What Enterprises Get Wrong About AI
- Ritu Chowdhary

- Apr 3
- 1 min read

Sharing my views after spending three days at an international technology conference.
These days, no tech conference happens without AI and the energy around it is extraordinary. Sessions are packed, booths everywhere, and new tools, platforms, and demonstrations at every corner.
Which is exciting to see. It shows how quickly the ecosystem is moving.
But somewhere between the demos, architectures, and explanations, I noticed something interesting. The conversations often become very complicated, while the underlying problem itself is surprisingly hard to describe.
Most discussions begin with models, frameworks, and capabilities, far fewer start with how exactly they will make life easier or decisions better.
For enterprises and global capability centers, the real leadership challenge is not access to technology. That part is moving faster than ever.
The harder judgment lies in how we approach adoption.
Some organizations will build.
Others will leverage technologies already being developed by companies investing billions in research and development.
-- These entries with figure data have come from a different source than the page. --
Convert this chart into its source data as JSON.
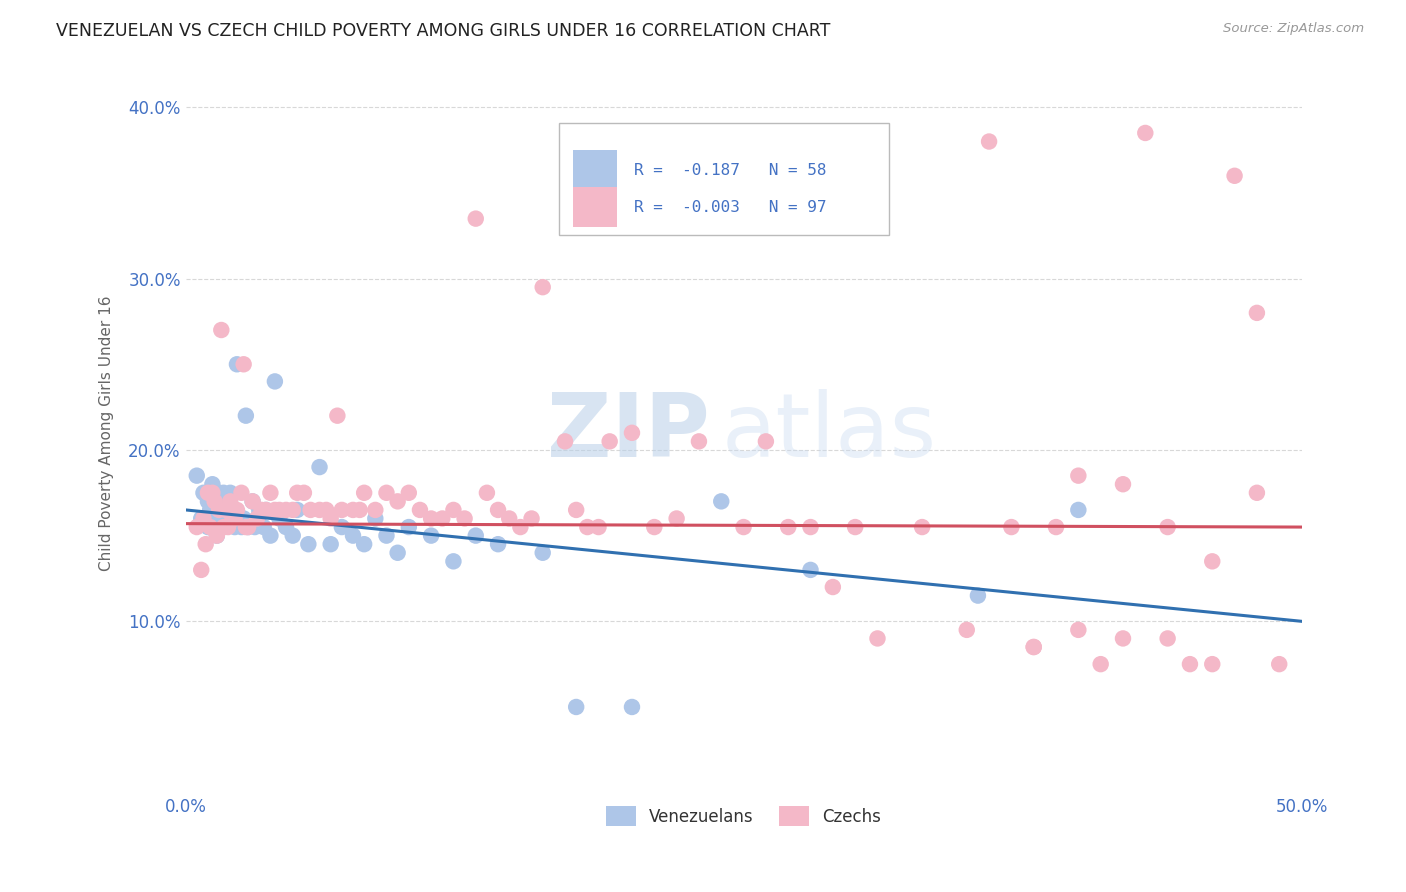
{
  "title": "VENEZUELAN VS CZECH CHILD POVERTY AMONG GIRLS UNDER 16 CORRELATION CHART",
  "source": "Source: ZipAtlas.com",
  "ylabel": "Child Poverty Among Girls Under 16",
  "xlim": [
    0.0,
    0.5
  ],
  "ylim": [
    0.0,
    0.42
  ],
  "yticks": [
    0.1,
    0.2,
    0.3,
    0.4
  ],
  "yticklabels": [
    "10.0%",
    "20.0%",
    "30.0%",
    "40.0%"
  ],
  "legend_R": [
    "-0.187",
    "-0.003"
  ],
  "legend_N": [
    "58",
    "97"
  ],
  "venezuelan_color": "#aec6e8",
  "czech_color": "#f4b8c8",
  "venezuelan_line_color": "#3070b0",
  "czech_line_color": "#d05060",
  "background_color": "#ffffff",
  "grid_color": "#d8d8d8",
  "watermark_zip": "ZIP",
  "watermark_atlas": "atlas",
  "title_color": "#222222",
  "axis_label_color": "#666666",
  "tick_color": "#4472c4",
  "ven_line_x0": 0.0,
  "ven_line_y0": 0.165,
  "ven_line_x1": 0.5,
  "ven_line_y1": 0.1,
  "cze_line_x0": 0.0,
  "cze_line_y0": 0.157,
  "cze_line_x1": 0.5,
  "cze_line_y1": 0.155,
  "venezuelan_x": [
    0.005,
    0.007,
    0.008,
    0.01,
    0.01,
    0.011,
    0.012,
    0.013,
    0.014,
    0.015,
    0.015,
    0.016,
    0.017,
    0.018,
    0.019,
    0.02,
    0.02,
    0.021,
    0.022,
    0.023,
    0.024,
    0.025,
    0.026,
    0.027,
    0.028,
    0.03,
    0.031,
    0.032,
    0.033,
    0.035,
    0.036,
    0.038,
    0.04,
    0.042,
    0.045,
    0.048,
    0.05,
    0.055,
    0.06,
    0.065,
    0.07,
    0.075,
    0.08,
    0.085,
    0.09,
    0.095,
    0.1,
    0.11,
    0.12,
    0.13,
    0.14,
    0.16,
    0.175,
    0.2,
    0.24,
    0.28,
    0.355,
    0.4
  ],
  "venezuelan_y": [
    0.185,
    0.16,
    0.175,
    0.155,
    0.17,
    0.165,
    0.18,
    0.16,
    0.15,
    0.175,
    0.165,
    0.17,
    0.175,
    0.165,
    0.16,
    0.165,
    0.175,
    0.16,
    0.155,
    0.25,
    0.16,
    0.155,
    0.16,
    0.22,
    0.155,
    0.17,
    0.155,
    0.16,
    0.165,
    0.155,
    0.165,
    0.15,
    0.24,
    0.16,
    0.155,
    0.15,
    0.165,
    0.145,
    0.19,
    0.145,
    0.155,
    0.15,
    0.145,
    0.16,
    0.15,
    0.14,
    0.155,
    0.15,
    0.135,
    0.15,
    0.145,
    0.14,
    0.05,
    0.05,
    0.17,
    0.13,
    0.115,
    0.165
  ],
  "czech_x": [
    0.005,
    0.007,
    0.008,
    0.009,
    0.01,
    0.011,
    0.012,
    0.013,
    0.014,
    0.015,
    0.016,
    0.017,
    0.018,
    0.019,
    0.02,
    0.021,
    0.022,
    0.023,
    0.025,
    0.026,
    0.027,
    0.028,
    0.03,
    0.032,
    0.034,
    0.036,
    0.038,
    0.04,
    0.042,
    0.045,
    0.048,
    0.05,
    0.053,
    0.056,
    0.06,
    0.063,
    0.065,
    0.068,
    0.07,
    0.075,
    0.078,
    0.08,
    0.085,
    0.09,
    0.095,
    0.1,
    0.105,
    0.11,
    0.115,
    0.12,
    0.125,
    0.13,
    0.135,
    0.14,
    0.145,
    0.15,
    0.155,
    0.16,
    0.17,
    0.175,
    0.18,
    0.185,
    0.19,
    0.2,
    0.21,
    0.22,
    0.23,
    0.24,
    0.25,
    0.26,
    0.27,
    0.28,
    0.29,
    0.3,
    0.31,
    0.33,
    0.35,
    0.36,
    0.37,
    0.38,
    0.39,
    0.4,
    0.41,
    0.42,
    0.43,
    0.44,
    0.45,
    0.46,
    0.47,
    0.48,
    0.49,
    0.38,
    0.4,
    0.42,
    0.44,
    0.46,
    0.48
  ],
  "czech_y": [
    0.155,
    0.13,
    0.16,
    0.145,
    0.175,
    0.155,
    0.175,
    0.17,
    0.15,
    0.165,
    0.27,
    0.155,
    0.165,
    0.155,
    0.17,
    0.16,
    0.16,
    0.165,
    0.175,
    0.25,
    0.155,
    0.155,
    0.17,
    0.16,
    0.165,
    0.165,
    0.175,
    0.165,
    0.165,
    0.165,
    0.165,
    0.175,
    0.175,
    0.165,
    0.165,
    0.165,
    0.16,
    0.22,
    0.165,
    0.165,
    0.165,
    0.175,
    0.165,
    0.175,
    0.17,
    0.175,
    0.165,
    0.16,
    0.16,
    0.165,
    0.16,
    0.335,
    0.175,
    0.165,
    0.16,
    0.155,
    0.16,
    0.295,
    0.205,
    0.165,
    0.155,
    0.155,
    0.205,
    0.21,
    0.155,
    0.16,
    0.205,
    0.335,
    0.155,
    0.205,
    0.155,
    0.155,
    0.12,
    0.155,
    0.09,
    0.155,
    0.095,
    0.38,
    0.155,
    0.085,
    0.155,
    0.185,
    0.075,
    0.09,
    0.385,
    0.155,
    0.075,
    0.135,
    0.36,
    0.175,
    0.075,
    0.085,
    0.095,
    0.18,
    0.09,
    0.075,
    0.28
  ]
}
Both paths can be valid. But neither works well if the problem itself is not clearly understood.
And tools alone will not change how organizations work.
If the workforce isn’t encouraged to think differently, ask sharper questions, and define problems with clarity, even the most powerful technology will struggle to translate into real impact.
AI will undoubtedly reshape industries. The more interesting question is whether our clarity of thinking will evolve just as fast.